Health and Safe Travel Tips in Indonesia
As a developing country, Indonesia are generally a safe place to travel & possess minimum risk in terms of health, as long as precautions are made.
Larger cities such as the capital Jakarta, Bali and Jogja usually have very low risk because it is relatively clean and have good hygiene standards. On the other hand, there is some risk from contracting diseases from unclean environment or the spread of viruses in the rural and slum areas, due to the lack of hygiene standards.
Of course, we recommend to buy appropriate travel insurance before you travel to Indonesia.
Most Common Health Risk in Indonesia
There are few diseases that occurred often in this country, and we would like to give you heads up about those and how to reduce the risk:
- Malaria and Dengue Fever: are more common in rural areas especially in the five eastern provinces of East Nusa Tenggara, Maluku, North Maluku, Papua and West Papua. It still can be found in big cities area like Bali or Jakarta, but the chances are very low. If you have been travelling in a malarious area and develop a fever seek medical attention promptly. Remember malaria can develop even up to one year after exposure.
- Cholera: a disease that causes by the spread of contaminated food or water. More common during floods and after natural disasters, in areas with very poor sanitation and lack of clean drinking water. It would be unusual for travelers to contract cholera if they take basic precautions with food and water and maintain a good standard of hygiene.
- Hepatitis A: causes by the spread of contaminated food and water or person to person through the facial-oral route. Risk is higher where personal hygiene and sanitation are poor.
- Hepatitis B: spread through infected blood and blood products, contaminated needles and medical instruments and sexual intercourse. Risk is higher for those at occupational risk, long stays or frequent travel, children (exposed through cuts and scratches) and individuals who may need, or request, surgical procedures abroad.
- Rabies: spread through the saliva of an infected animal, usually through a bite, scratch or lick on broken skin. Particularly dogs and related species, but also bats. Risk is higher for those going to remote areas (who may not be able to promptly access appropriate treatment in the event of a bite), long stays, those at higher risk of contact with animals and bats, and children. Even when pre-exposure vaccine has been received, urgent medical advice should be sought after any animal or bat bite.
- Tetanus: an infectious diseases that spread through contamination of cuts, burns and wounds with tetanus spores. Spores are found in soil worldwide. Boosters are usually recommended in a country or situation where the correct treatment of an injury may not be readily available.
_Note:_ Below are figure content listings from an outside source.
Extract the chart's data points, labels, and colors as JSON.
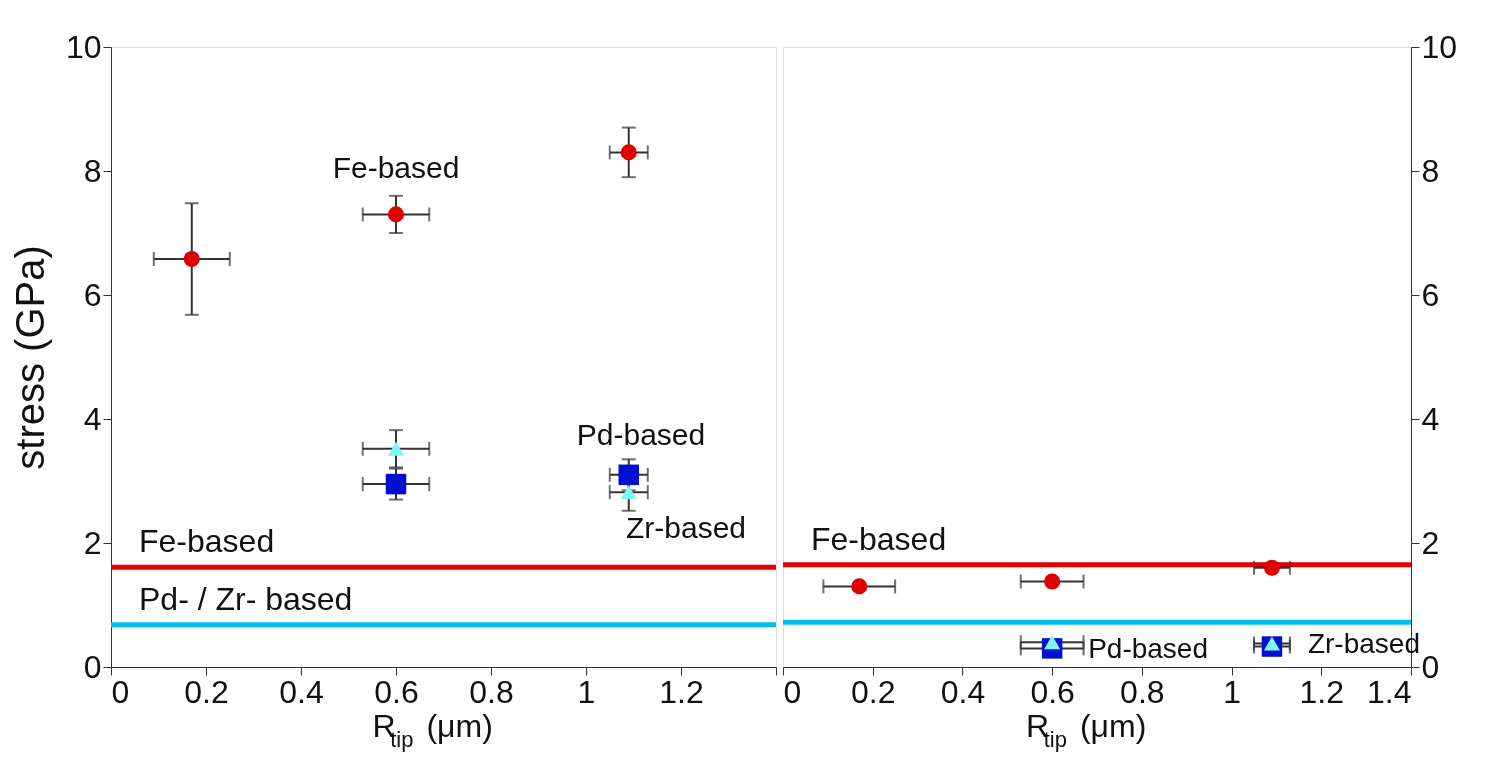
{
  "chart_data": [
    {
      "type": "scatter",
      "ylabel": "stress (GPa)",
      "xlabel": "R$_{tip}$ (μm)",
      "xlim": [
        0,
        1.4
      ],
      "xticks": [
        0,
        0.2,
        0.4,
        0.6,
        0.8,
        1,
        1.2,
        {
          "value": 1.4,
          "label": null
        }
      ],
      "ylim": [
        0,
        10
      ],
      "yticks": [
        0,
        2,
        4,
        6,
        8,
        10
      ],
      "grid": false,
      "legend": false,
      "series": [
        {
          "color": "#e00000",
          "marker": "circle",
          "x": [
            0.17,
            0.6,
            1.09
          ],
          "values": [
            6.58,
            7.3,
            8.3
          ],
          "errors": [
            0.9,
            0.3,
            0.4
          ],
          "xerrors": [
            0.08,
            0.07,
            0.04
          ]
        },
        {
          "color": "#0010d0",
          "marker": "square",
          "x": [
            0.6,
            1.09
          ],
          "values": [
            2.95,
            3.1
          ],
          "errors": [
            0.25,
            0.25
          ],
          "xerrors": [
            0.07,
            0.04
          ]
        },
        {
          "color": "#7ff5f5",
          "marker": "triangle",
          "x": [
            0.6,
            1.09
          ],
          "values": [
            3.52,
            2.82
          ],
          "errors": [
            0.3,
            0.3
          ],
          "xerrors": [
            0.07,
            0.04
          ]
        }
      ],
      "ref_lines": [
        {
          "axis": "y",
          "value": 1.61,
          "label": "Fe-based",
          "color": "#e00000"
        },
        {
          "axis": "y",
          "value": 0.68,
          "label": "Pd- / Zr- based",
          "color": "#00bfef"
        }
      ],
      "annotations": [
        "Fe-based",
        "Pd-based",
        "Zr-based"
      ]
    },
    {
      "type": "scatter",
      "xlabel": "R$_{tip}$ (μm)",
      "xlim": [
        0,
        1.4
      ],
      "xticks": [
        0,
        0.2,
        0.4,
        0.6,
        0.8,
        1,
        1.2,
        1.4
      ],
      "ylim": [
        0,
        10
      ],
      "yticks": [
        0,
        2,
        4,
        6,
        8,
        10
      ],
      "grid": false,
      "legend": false,
      "series": [
        {
          "color": "#e00000",
          "marker": "circle",
          "x": [
            0.17,
            0.6,
            1.09
          ],
          "values": [
            1.3,
            1.38,
            1.6
          ],
          "xerrors": [
            0.08,
            0.07,
            0.04
          ]
        },
        {
          "color": "#0010d0",
          "marker": "square",
          "x": [
            0.6,
            1.09
          ],
          "values": [
            0.3,
            0.33
          ],
          "xerrors": [
            0.07,
            0.04
          ]
        },
        {
          "color": "#7ff5f5",
          "marker": "triangle",
          "x": [
            0.6,
            1.09
          ],
          "values": [
            0.4,
            0.38
          ],
          "xerrors": [
            0.07,
            0.04
          ]
        }
      ],
      "ref_lines": [
        {
          "axis": "y",
          "value": 1.65,
          "label": "Fe-based",
          "color": "#e00000"
        },
        {
          "axis": "y",
          "value": 0.72,
          "label": null,
          "color": "#00bfef"
        }
      ],
      "annotations": [
        {
          "text": "Pd-based",
          "x": 0.6,
          "y": 0.3
        },
        {
          "text": "Zr-based",
          "x": 1.09,
          "y": 0.38
        }
      ]
    }
  ]
}
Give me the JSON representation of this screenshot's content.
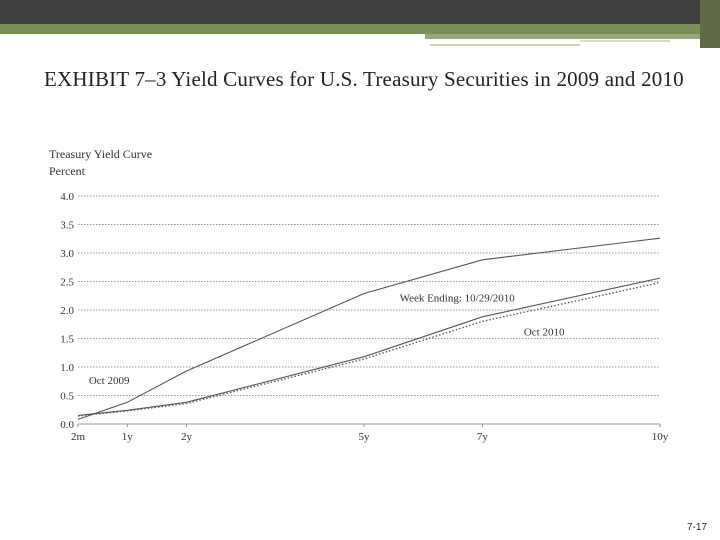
{
  "slide": {
    "title": "EXHIBIT 7–3 Yield Curves for U.S. Treasury Securities in 2009 and 2010",
    "page_number": "7-17"
  },
  "chart_data": {
    "type": "line",
    "title": "Treasury Yield Curve",
    "ylabel": "Percent",
    "xlabel": "",
    "x_ticks": [
      "2m",
      "1y",
      "2y",
      "5y",
      "7y",
      "10y"
    ],
    "x_values": [
      0.167,
      1,
      2,
      5,
      7,
      10
    ],
    "y_ticks": [
      "0.0",
      "0.5",
      "1.0",
      "1.5",
      "2.0",
      "2.5",
      "3.0",
      "3.5",
      "4.0"
    ],
    "ylim": [
      0,
      4
    ],
    "grid": "horizontal-dotted",
    "series": [
      {
        "name": "Oct 2009",
        "style": "solid",
        "x": [
          0.167,
          1,
          2,
          5,
          7,
          10
        ],
        "y": [
          0.08,
          0.38,
          0.93,
          2.29,
          2.88,
          3.26
        ]
      },
      {
        "name": "Week Ending: 10/29/2010",
        "style": "solid",
        "x": [
          0.167,
          1,
          2,
          5,
          7,
          10
        ],
        "y": [
          0.15,
          0.24,
          0.38,
          1.18,
          1.88,
          2.56
        ]
      },
      {
        "name": "Oct 2010",
        "style": "dotted",
        "x": [
          0.167,
          1,
          2,
          5,
          7,
          10
        ],
        "y": [
          0.14,
          0.23,
          0.36,
          1.14,
          1.8,
          2.48
        ]
      }
    ],
    "colors": {
      "line": "#555555",
      "grid": "#777777"
    }
  }
}
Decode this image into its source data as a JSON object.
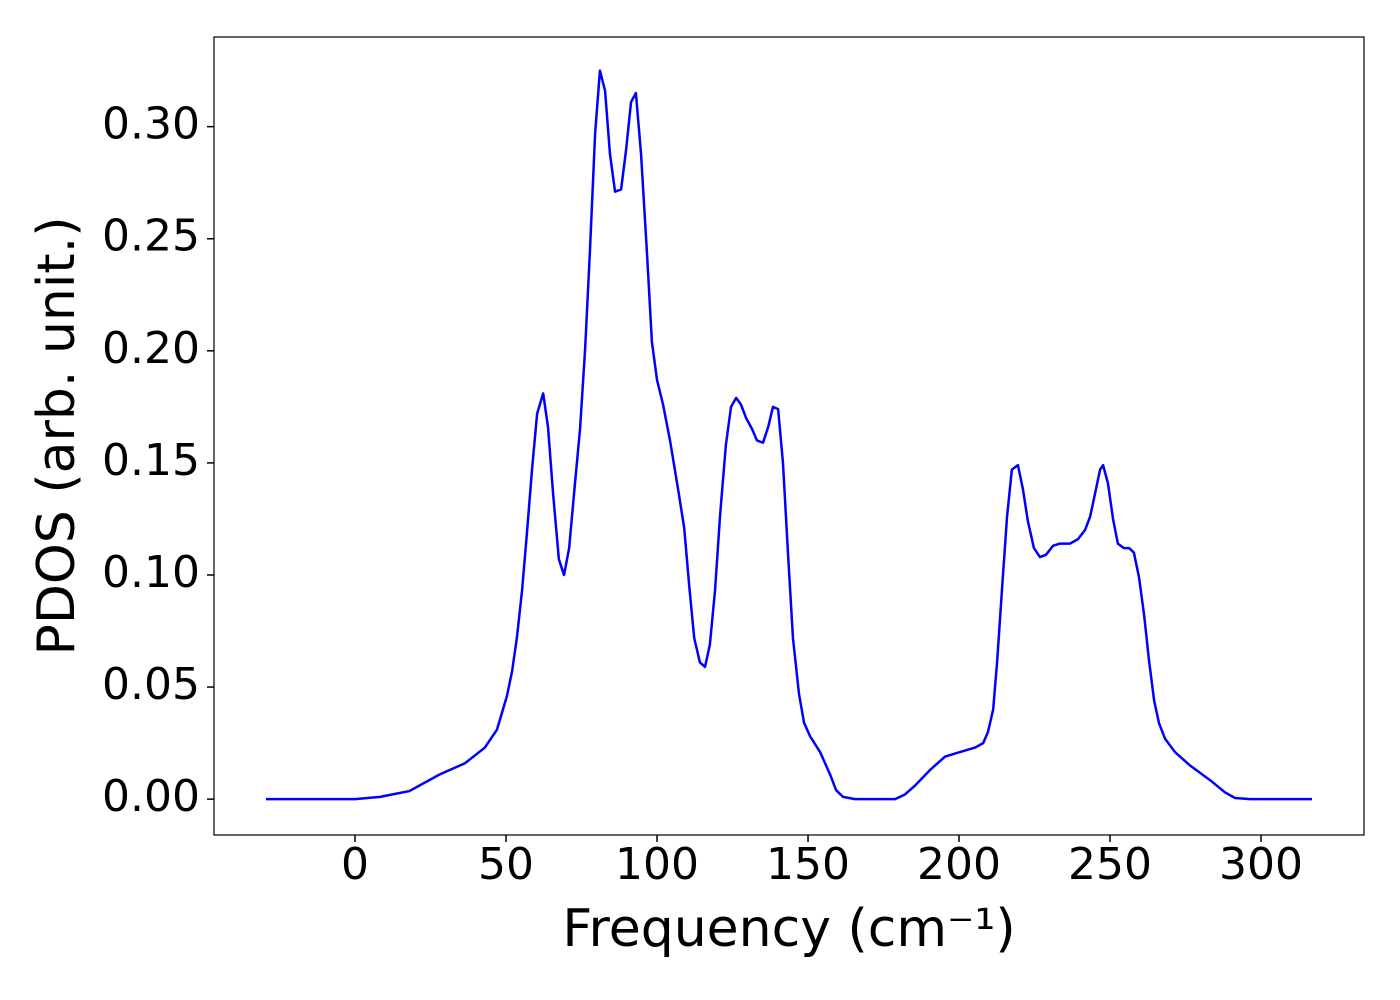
{
  "chart_data": {
    "type": "line",
    "x_label": "Frequency (cm⁻¹)",
    "y_label": "PDOS (arb. unit.)",
    "xlim": [
      -46.7,
      334.1
    ],
    "ylim": [
      -0.016,
      0.34
    ],
    "xticks": [
      0,
      50,
      100,
      150,
      200,
      250,
      300
    ],
    "yticks": [
      {
        "value": 0,
        "label": "0.00"
      },
      {
        "value": 0.05,
        "label": "0.05"
      },
      {
        "value": 0.1,
        "label": "0.10"
      },
      {
        "value": 0.15,
        "label": "0.15"
      },
      {
        "value": 0.2,
        "label": "0.20"
      },
      {
        "value": 0.25,
        "label": "0.25"
      },
      {
        "value": 0.3,
        "label": "0.30"
      }
    ],
    "grid": false,
    "x": [
      -29.5,
      0,
      8.3,
      18,
      28,
      36.4,
      43,
      47,
      50.3,
      52,
      53.6,
      55.3,
      57,
      58.6,
      60.3,
      62.3,
      63.9,
      65.6,
      67.5,
      69.2,
      70.9,
      72.5,
      74.5,
      76.2,
      77.8,
      79.5,
      81.1,
      82.8,
      84.4,
      86.1,
      88.1,
      89.7,
      91.4,
      93,
      94.7,
      96.7,
      98.3,
      100,
      102,
      104.3,
      107,
      109,
      110.6,
      112.3,
      114.2,
      115.9,
      117.5,
      119.2,
      120.9,
      122.8,
      124.5,
      126.2,
      127.8,
      129.5,
      131.5,
      133.1,
      135.1,
      136.8,
      138.4,
      140.1,
      141.7,
      143.4,
      145,
      147,
      148.7,
      150.7,
      154,
      157.3,
      159.3,
      161.6,
      165.6,
      178.8,
      182,
      185.4,
      190.4,
      195.4,
      200.3,
      205.3,
      208,
      209.6,
      211.3,
      212.6,
      214.2,
      215.9,
      217.5,
      219.5,
      221.2,
      222.8,
      224.8,
      226.8,
      228.8,
      231.1,
      233.4,
      236.8,
      239.4,
      241.7,
      243.4,
      245,
      246.7,
      247.7,
      249.3,
      251,
      252.6,
      254.6,
      256.3,
      257.9,
      259.6,
      261.3,
      262.9,
      264.6,
      266.2,
      268.2,
      271.5,
      276.5,
      283.1,
      288.1,
      291.4,
      296.4,
      316.9
    ],
    "series": [
      {
        "color": "#0000ff",
        "values": [
          0,
          0,
          0.001,
          0.0036,
          0.011,
          0.016,
          0.023,
          0.031,
          0.046,
          0.057,
          0.072,
          0.093,
          0.12,
          0.147,
          0.172,
          0.181,
          0.166,
          0.136,
          0.107,
          0.1,
          0.112,
          0.136,
          0.165,
          0.201,
          0.245,
          0.297,
          0.325,
          0.316,
          0.288,
          0.271,
          0.272,
          0.289,
          0.311,
          0.315,
          0.288,
          0.243,
          0.204,
          0.187,
          0.176,
          0.16,
          0.138,
          0.121,
          0.096,
          0.072,
          0.061,
          0.059,
          0.069,
          0.093,
          0.127,
          0.158,
          0.175,
          0.179,
          0.176,
          0.17,
          0.165,
          0.16,
          0.159,
          0.166,
          0.175,
          0.174,
          0.15,
          0.109,
          0.072,
          0.047,
          0.034,
          0.028,
          0.021,
          0.011,
          0.004,
          0.001,
          0,
          0,
          0.002,
          0.006,
          0.013,
          0.019,
          0.021,
          0.023,
          0.025,
          0.03,
          0.04,
          0.061,
          0.093,
          0.126,
          0.147,
          0.149,
          0.138,
          0.124,
          0.112,
          0.108,
          0.109,
          0.113,
          0.114,
          0.114,
          0.116,
          0.12,
          0.126,
          0.136,
          0.147,
          0.149,
          0.141,
          0.125,
          0.114,
          0.112,
          0.112,
          0.11,
          0.099,
          0.082,
          0.062,
          0.044,
          0.034,
          0.027,
          0.021,
          0.015,
          0.0085,
          0.003,
          0.0005,
          0,
          0
        ]
      }
    ]
  }
}
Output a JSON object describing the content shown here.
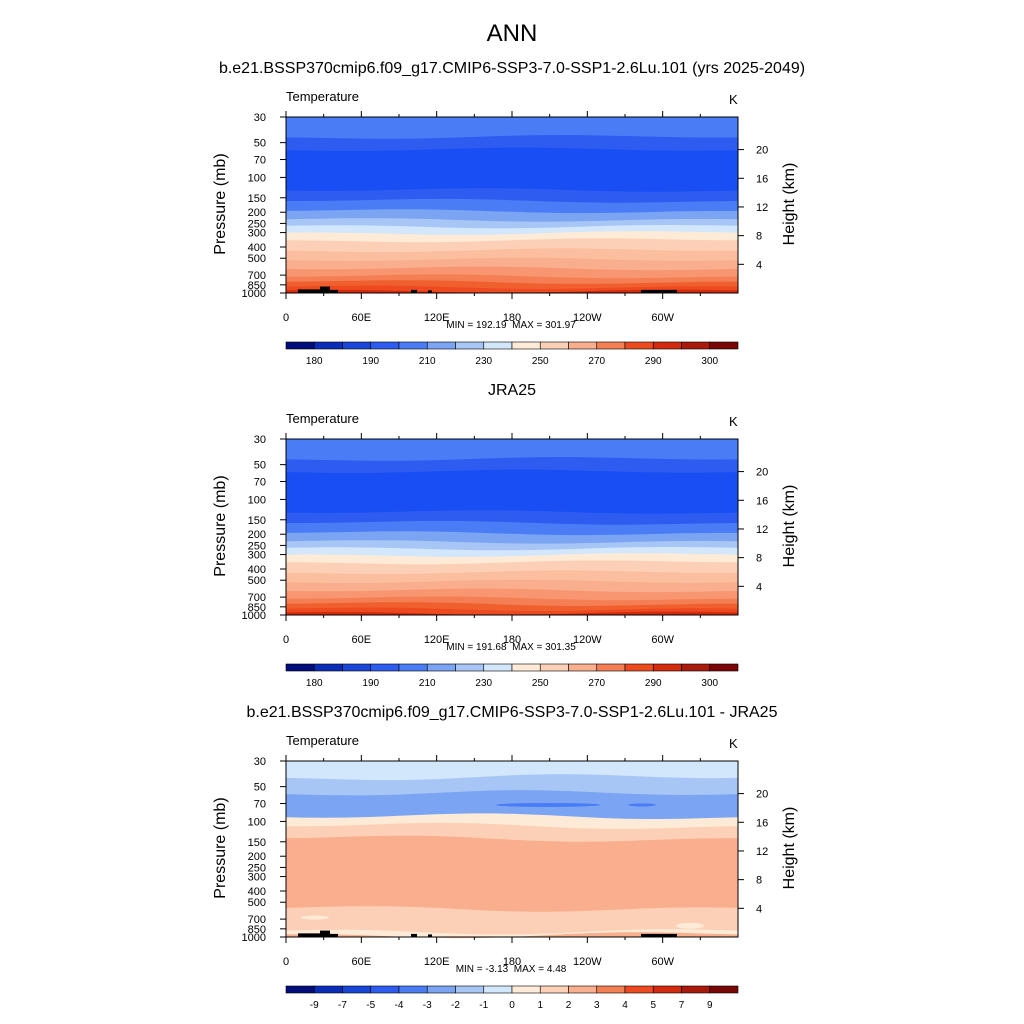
{
  "figure": {
    "main_title": "ANN"
  },
  "chart_data": [
    {
      "type": "heatmap",
      "title": "b.e21.BSSP370cmip6.f09_g17.CMIP6-SSP3-7.0-SSP1-2.6Lu.101 (yrs 2025-2049)",
      "field_label": "Temperature",
      "units": "K",
      "ylabel": "Pressure (mb)",
      "ylabel_right": "Height (km)",
      "xticks": [
        "0",
        "60E",
        "120E",
        "180",
        "120W",
        "60W"
      ],
      "yticks": [
        "30",
        "50",
        "70",
        "100",
        "150",
        "200",
        "250",
        "300",
        "400",
        "500",
        "700",
        "850",
        "1000"
      ],
      "height_ticks": [
        "20",
        "16",
        "12",
        "8",
        "4"
      ],
      "y_scale": "log",
      "ylim": [
        1000,
        30
      ],
      "min_label": "MIN = 192.19",
      "max_label": "MAX = 301.97",
      "min": 192.19,
      "max": 301.97,
      "colorbar_labels": [
        "180",
        "190",
        "210",
        "230",
        "250",
        "270",
        "290",
        "300"
      ],
      "colorbar_colors": [
        "#000d7a",
        "#0a2db8",
        "#1a46d8",
        "#2e5cf0",
        "#4a7df5",
        "#7ba4f2",
        "#a8c6f5",
        "#d2e6fc",
        "#fdebd8",
        "#fcd0b6",
        "#f9ae8d",
        "#f57f54",
        "#ee4a20",
        "#d42a0e",
        "#a81b0c",
        "#7a0707"
      ],
      "has_topography": true
    },
    {
      "type": "heatmap",
      "title": "JRA25",
      "field_label": "Temperature",
      "units": "K",
      "ylabel": "Pressure (mb)",
      "ylabel_right": "Height (km)",
      "xticks": [
        "0",
        "60E",
        "120E",
        "180",
        "120W",
        "60W"
      ],
      "yticks": [
        "30",
        "50",
        "70",
        "100",
        "150",
        "200",
        "250",
        "300",
        "400",
        "500",
        "700",
        "850",
        "1000"
      ],
      "height_ticks": [
        "20",
        "16",
        "12",
        "8",
        "4"
      ],
      "y_scale": "log",
      "ylim": [
        1000,
        30
      ],
      "min_label": "MIN = 191.68",
      "max_label": "MAX = 301.35",
      "min": 191.68,
      "max": 301.35,
      "colorbar_labels": [
        "180",
        "190",
        "210",
        "230",
        "250",
        "270",
        "290",
        "300"
      ],
      "colorbar_colors": [
        "#000d7a",
        "#0a2db8",
        "#1a46d8",
        "#2e5cf0",
        "#4a7df5",
        "#7ba4f2",
        "#a8c6f5",
        "#d2e6fc",
        "#fdebd8",
        "#fcd0b6",
        "#f9ae8d",
        "#f57f54",
        "#ee4a20",
        "#d42a0e",
        "#a81b0c",
        "#7a0707"
      ],
      "has_topography": false
    },
    {
      "type": "heatmap",
      "title": "b.e21.BSSP370cmip6.f09_g17.CMIP6-SSP3-7.0-SSP1-2.6Lu.101 - JRA25",
      "field_label": "Temperature",
      "units": "K",
      "ylabel": "Pressure (mb)",
      "ylabel_right": "Height (km)",
      "xticks": [
        "0",
        "60E",
        "120E",
        "180",
        "120W",
        "60W"
      ],
      "yticks": [
        "30",
        "50",
        "70",
        "100",
        "150",
        "200",
        "250",
        "300",
        "400",
        "500",
        "700",
        "850",
        "1000"
      ],
      "height_ticks": [
        "20",
        "16",
        "12",
        "8",
        "4"
      ],
      "y_scale": "log",
      "ylim": [
        1000,
        30
      ],
      "min_label": "MIN =  -3.13",
      "max_label": "MAX =   4.48",
      "min": -3.13,
      "max": 4.48,
      "colorbar_labels": [
        "-9",
        "-7",
        "-5",
        "-4",
        "-3",
        "-2",
        "-1",
        "0",
        "1",
        "2",
        "3",
        "4",
        "5",
        "7",
        "9"
      ],
      "colorbar_colors": [
        "#000d7a",
        "#0a2db8",
        "#1a46d8",
        "#2e5cf0",
        "#4a7df5",
        "#7ba4f2",
        "#a8c6f5",
        "#d2e6fc",
        "#fdebd8",
        "#fcd0b6",
        "#f9ae8d",
        "#f57f54",
        "#ee4a20",
        "#d42a0e",
        "#a81b0c",
        "#7a0707"
      ],
      "has_topography": true
    }
  ]
}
- Typhoid: this is probably the one you should put on top of your prevention priority list. Spread mainly through consumption of contaminated food and drink. Risk is higher where access to adequate sanitation and safe water is limited. If you are buying some street food, whether on big cities or rural areas, you should check its hygiene first.
Vaccines Required for Traveling in Indonesia
Before traveling to Indonesia, we recommend that you consult with your General Practitioner or Practice Nurse 6-8 weeks in advance of travel. They will assess your particular health risks before recommending vaccines and /or antimalarial tablets.
The top priority vaccines required for travelers are Hepatitis A and Typhoid, since those two are the most frequent disease that occurs among Indonesians. Other courses or boosters usually advised are: Diphtheria, Tetanus, Cholera, Hepatitis B, Rabies, and Japanese Encephalitis.
Tips to Reduce Health Risks While Traveling in Indonesia
When you are already in Indonesia, there are few things you should do in order to reduce the chance of you getting one the diseases mentioned above. Here are the things you should consider:
- Don’t drink tap water, because it is unclean. Use tap water to wash your hand only.
- You should avoid mosquito bites to prevent malaria/dengue. You may need to take prescription medicine before, during, and after your trip to prevent malaria/dengue, depending on your travel plans, such as where you are going, when you are traveling, and if you are spending a lot of time outdoors or sleeping outside. It is recommended that you apply anti-mosquito lotion on your skin as often as you can (you can buy lotion at convenience store or street vendor).
- Other way to prevent mosquito bites is to cover your skin with long sleeve or long trousers, especially after sunset. When sleeping, use mosquito net if possible.
- Pregnant woman should not travel to Indonesia because Zika infection during pregnancy can cause serious birth defects.
- Always bring vitamin, malaria tablet or booster in your trip and stay hydrated.
- Always wash your hands with sanitizer after contact with animals, unwashed gears, and anything that are dirty.